The Miller Brewing Company is an American beer brewing company headquartered in Milwaukee, Wisconsin, owned by the MillerCoors division of Molson Coors. The company has brewing facilities in Albany, Georgia; Chippewa Falls, Wisconsin; Fort Worth, Texas; Irwindale, California; Milwaukee, Wisconsin; and Trenton, Ohio. On 1 July 2008, Miller formed MillerCoors, a joint venture with rival Molson Coors to consolidate the production and distribution of its products in the United States, with each parent company's corporate operations and international operations remaining separate and independent of the joint venture. The joint venture ended in 2016 (See history below).


Miller Valley contains the Miller Brewing Company in Wisconsin.

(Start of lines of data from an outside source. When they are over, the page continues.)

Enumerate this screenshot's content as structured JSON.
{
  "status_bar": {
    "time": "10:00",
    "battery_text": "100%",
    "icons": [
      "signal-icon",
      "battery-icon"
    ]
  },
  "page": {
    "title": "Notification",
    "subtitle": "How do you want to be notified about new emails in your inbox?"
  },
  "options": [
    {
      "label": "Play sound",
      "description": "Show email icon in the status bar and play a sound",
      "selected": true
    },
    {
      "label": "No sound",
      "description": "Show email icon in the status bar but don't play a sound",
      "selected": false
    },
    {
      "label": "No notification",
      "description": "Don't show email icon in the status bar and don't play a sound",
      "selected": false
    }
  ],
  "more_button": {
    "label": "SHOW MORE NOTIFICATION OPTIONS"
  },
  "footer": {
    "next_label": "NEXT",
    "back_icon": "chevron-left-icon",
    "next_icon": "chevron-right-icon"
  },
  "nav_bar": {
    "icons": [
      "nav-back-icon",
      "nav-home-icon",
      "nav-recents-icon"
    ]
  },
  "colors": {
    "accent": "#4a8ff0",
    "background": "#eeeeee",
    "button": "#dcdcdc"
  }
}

Miller Brewing Company was founded in 1855 by Frederick Miller when he purchased the small Plank Road Brewery. The brewery's location in the Miller Valley in Milwaukee provided easy access to raw materials produced on nearby farms. The company remained in the family until 1966.

In 1966, the conglomerate W. R. Grace and Company bought Miller from Mrs. Lorraine John Mulberger (Frederick Miller's granddaughter, who objected to alcohol) and her family. In 1969, Philip Morris (now Altria) bought Miller from W.R. Grace for $130 million, outbidding PepsiCo. In 2002, South African Breweries bought Miller from Philip Morris for $3.6 billion worth of stock and $2 billion in debt to form SABMiller, with Philip Morris retaining a 36% ownership share and 24.99% voting rights.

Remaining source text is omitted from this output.